Calling CUDA functions from cpp files - scope of variables

Hello all,

I am having a hard time (>80 hours) figuring out the solution to a problem I’m having. I am trying to speed-up a non-linear optimization routine with CUDA. I’ve already verified that the CUDA kernel works (very fast), and that the NL-optimization is also working when passed a CPU based function.

What I need to do it to execute the kernel from within the .cpp code. I have this working actually using a wrapper function. For example, in my .cpp file, I have a function that is used by by the optimizer to compute a fitness value:

double f(vnl_vector<double> const &x)
	{
		hpoint[0] = (float)x(0);
		hpoint[1] = (float)x(1);

		ExecuteCostfunction(hpoint, hcost, dpoint, dcost);

		return (double)hcost[0];				

	}
ExecuteCostfunction

is in the .cu file, and is a wrapper to the kernel.

extern "C"
float ExecuteCostfunction(float * hpoint, float* hcost, float* dpoint, float* dcost)
{
	cudaError_t cudaStatus;

	cudaStatus = cudaMemcpy(dpoint, hpoint, 2*sizeof(float), cudaMemcpyHostToDevice);
	if (cudaStatus != cudaSuccess){
		fprintf(stderr, "Copying the point to the device failed!");
		return -1;
	}

	CostFunction<<<1,1>>>(dpoint, dcost);

	cudaStatus = cudaDeviceSynchronize();
	if (cudaStatus != cudaSuccess) 
	{
		fprintf(stderr, "cudaDeviceSynchronize Error in cost function!");
		return -1;
		
	}

	cudaStatus = cudaMemcpy(hcost, dcost, 1*sizeof(float), cudaMemcpyDeviceToHost);
	if (cudaStatus != cudaSuccess) 
	{
		fprintf(stderr, "Copying the cost to the host failed!");
		return -1;
	}
	
	return hcost[0];
}
__global__ void CostFunction(float* point, float* cost)
{

	float x = point[0];
	float y = point[1];

	//Move to center of image
	x = x+((512-1)/2);
	y = y+((512-1)/2);

	//Normalize Coordinates
	x = x / 512;
    y = y / 512;

	cost[0] = tex2D(texI,x,y);

}

This code does not work, it fails when I try to copy the host data to the device data in

ExecuteCostFunction

. However, I can get it to work if I allocate the memory for all of the device pointers. In the end, though, this is going to be a huge waste of time. I’m wondering how it is possible to keep all of the variables in persisting between the .cpp and .cu code. In theory, I should be able to write a wrapper function that copys all the variables to the device (including a 1024*1024 image), and then have a separate wrapper that simply “crunches the data” (runs the kernel) over and over until the optimization is complete. However, when I do it this way, the data doesn seem to persist.

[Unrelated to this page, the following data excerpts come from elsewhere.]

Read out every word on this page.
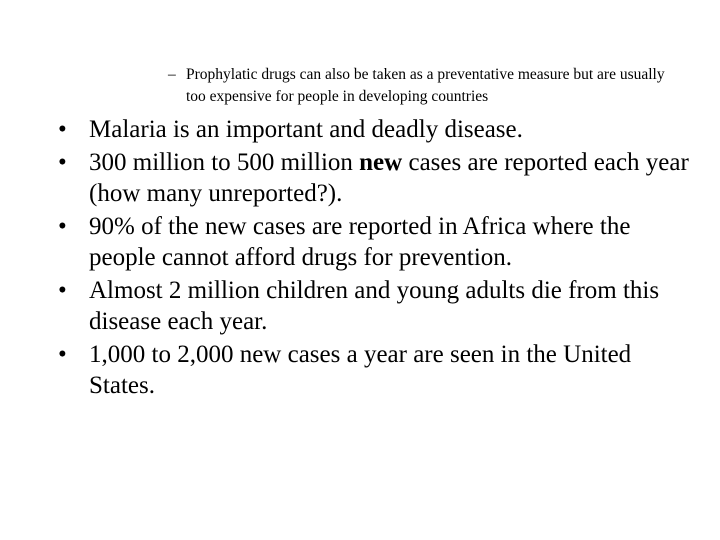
– Prophylatic drugs can also be taken as a preventative measure but are usually too expensive for people in developing countries
• Malaria is an important and deadly disease.
• 300 million to 500 million new cases are reported each year (how many unreported?).
• 90% of the new cases are reported in Africa where the people cannot afford drugs for prevention.
• Almost 2 million children and young adults die from this disease each year.
• 1,000 to 2,000 new cases a year are seen in the United States.
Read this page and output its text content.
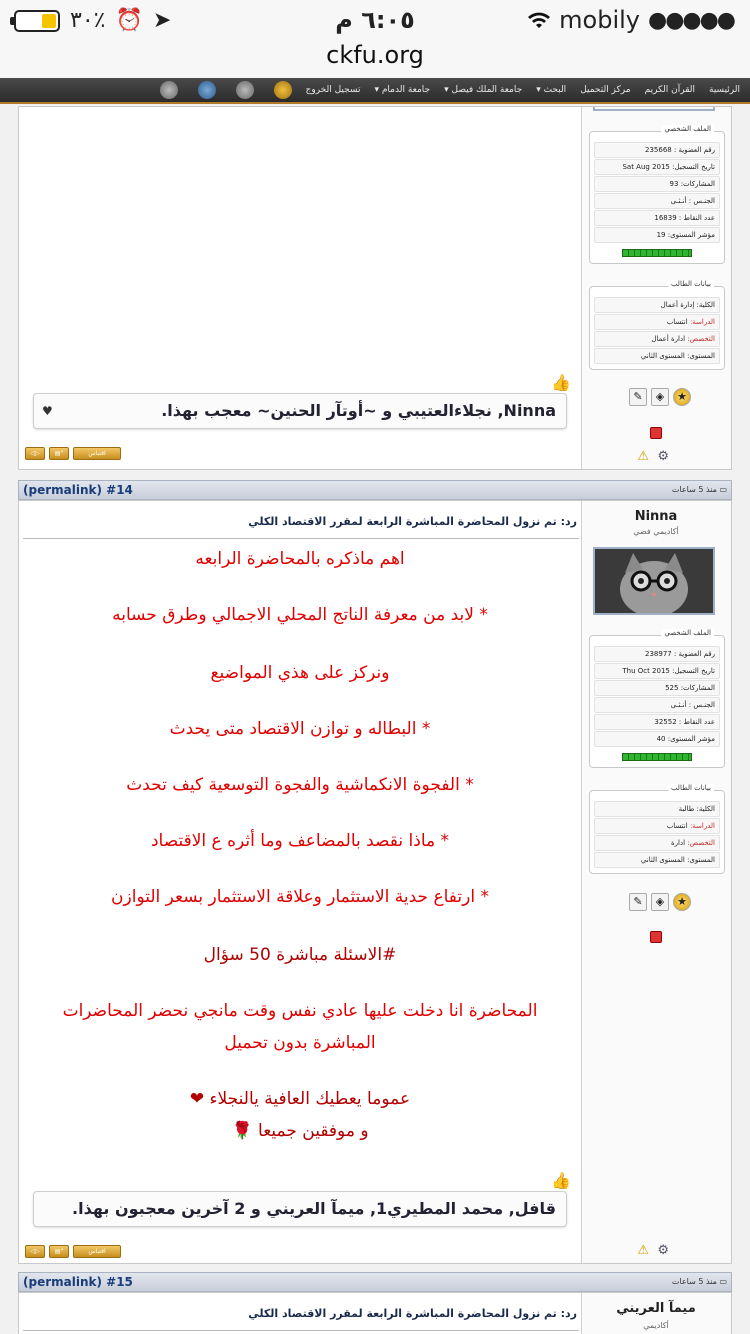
٣٠٪ ⏰ ➤	٦:٠٥ م	mobily ●●●●●
ckfu.org
الرئيسية
القرآن الكريم
مركز التحميل
البحث ▾
جامعة الملك فيصل ▾
جامعة الدمام ▾
تسجيل الخروج
الملف الشخصي
رقم العضوية : 235668
تاريخ التسجيل: Sat Aug 2015
المشاركات: 93
الجنـس : أنـثـى
عدد النقاط : 16839
مؤشر المستوى: 19
بيانات الطالب
الكلية: إدارة أعمال
الدراسة: انتساب
التخصص: ادارة أعمال
المستوى: المستوى الثاني
✎	◈	★
⚠ ⚙
👍
Ninna, نجلاءالعتيبي و ~أوتآر الحنين~ معجب بهذا.
♥
◁▷	▤"	اقتباس
(permalink) #14	▭ منذ 5 ساعات
Ninna
أكاديمي فضي
الملف الشخصي
رقم العضوية : 238977
تاريخ التسجيل: Thu Oct 2015
المشاركات: 525
الجنـس : أنـثـى
عدد النقاط : 32552
مؤشر المستوى: 40
بيانات الطالب
الكلية: طالبة
الدراسة: انتساب
التخصص: ادارة
المستوى: المستوى الثاني
✎	◈	★
⚠ ⚙
رد: تم نزول المحاضرة المباشرة الرابعة لمقرر الاقتصاد الكلي
اهم ماذكره بالمحاضرة الرابعه
* لابد من معرفة الناتج المحلي الاجمالي وطرق حسابه
ونركز على هذي المواضيع
* البطاله و توازن الاقتصاد متى يحدث
* الفجوة الانكماشية والفجوة التوسعية كيف تحدث
* ماذا نقصد بالمضاعف وما أثره ع الاقتصاد
* ارتفاع حدية الاستثمار وعلاقة الاستثمار بسعر التوازن
#الاسئلة مباشرة 50 سؤال
المحاضرة انا دخلت عليها عادي نفس وقت مانجي نحضر المحاضرات
المباشرة بدون تحميل
عموما يعطيك العافية يالنجلاء ❤
و موفقين جميعا 🌹
👍
قافل, محمد المطيري1, ميمآ العريني و 2 آخرين معجبون بهذا.
◁▷	▤"	اقتباس
(permalink) #15	▭ منذ 5 ساعات
ميمآ العريني
أكاديمي
رد: تم نزول المحاضرة المباشرة الرابعة لمقرر الاقتصاد الكلي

For example, here is some more code. In this wrapper function, I transfer host variables (including an image) to the GPU:

.cpp file:

int Initialize()
	{
		himage = (float*)malloc(iW*iH*sizeof(float));
		hpoint = (float*)malloc(2*sizeof(float));
		hcost  = (float*)malloc(1*sizeof(float));


		return InitializeGPU(himage, dimage, dcost, dpoint, iW, iH);
		fprintf(stderr, "CXX - Host Address - %p : Device Address - %p \n", himage, dimage);
		
	}

.cu file

extern "C"
int InitializeGPU(float* himage, cudaArray* dimage, float* dcost, float* dpoint, int W, int H)
{
	cudaError_t cudaStatus;
	cudaChannelFormatDesc channelDesc = cudaCreateChannelDesc(32, 0, 0, 0, cudaChannelFormatKindFloat);
	
	//Allocate the image on the GPU
	cudaStatus = cudaMallocArray(&dimage,&channelDesc,W,H);
	if (cudaStatus != cudaSuccess) 
	{
        fprintf(stderr, "Allocating the image array failed!");
		return -1;
    }

	// Set texture parameters
    texI.addressMode[0] = cudaAddressModeClamp;
    texI.addressMode[1] = cudaAddressModeClamp;
    texI.filterMode     = cudaFilterModeLinear;
    texI.normalized     = true;    // access with normalized texture coordinates

	//Bind the texture to the array
	cudaStatus = cudaBindTextureToArray(texI, dimage,  channelDesc);
	if (cudaStatus != cudaSuccess) 
	{
        fprintf(stderr, "Binding the texture failed!");
		return -1;
    }

	cudaStatus = cudaMalloc((void **) &dcost, 1*sizeof(float));
	if (cudaStatus != cudaSuccess){
		fprintf(stderr, "Creating a device cost failed!");
		return -1;
	}

	cudaStatus = cudaMalloc((void **) &dpoint, 2*sizeof(float));
	if (cudaStatus != cudaSuccess){
		fprintf(stderr, "Creating a device cost failed!");
		return -1;
	}

	//Send the image to the GPU
	fprintf(stderr, "KERNEL Host Address - %p : Device Address - %p \n", himage, dimage);
	
	cudaStatus = cudaMemcpyToArray(dimage, 0,0,himage, W*H*sizeof(float), cudaMemcpyHostToDevice);
	if (cudaStatus != cudaSuccess) 
	{
        fprintf(stderr, "Memcpy to image array failed!");
		return -1;
    }


	return 0;
}

You can notice that there are two lines in each function that return the pointer addresses. I check the device pointer address in the execution of the wrapper function (InitializeGPU .cu) and right after in the .cpp code. What I notice is that the device address does not persist - it changes once the wrapper is finished.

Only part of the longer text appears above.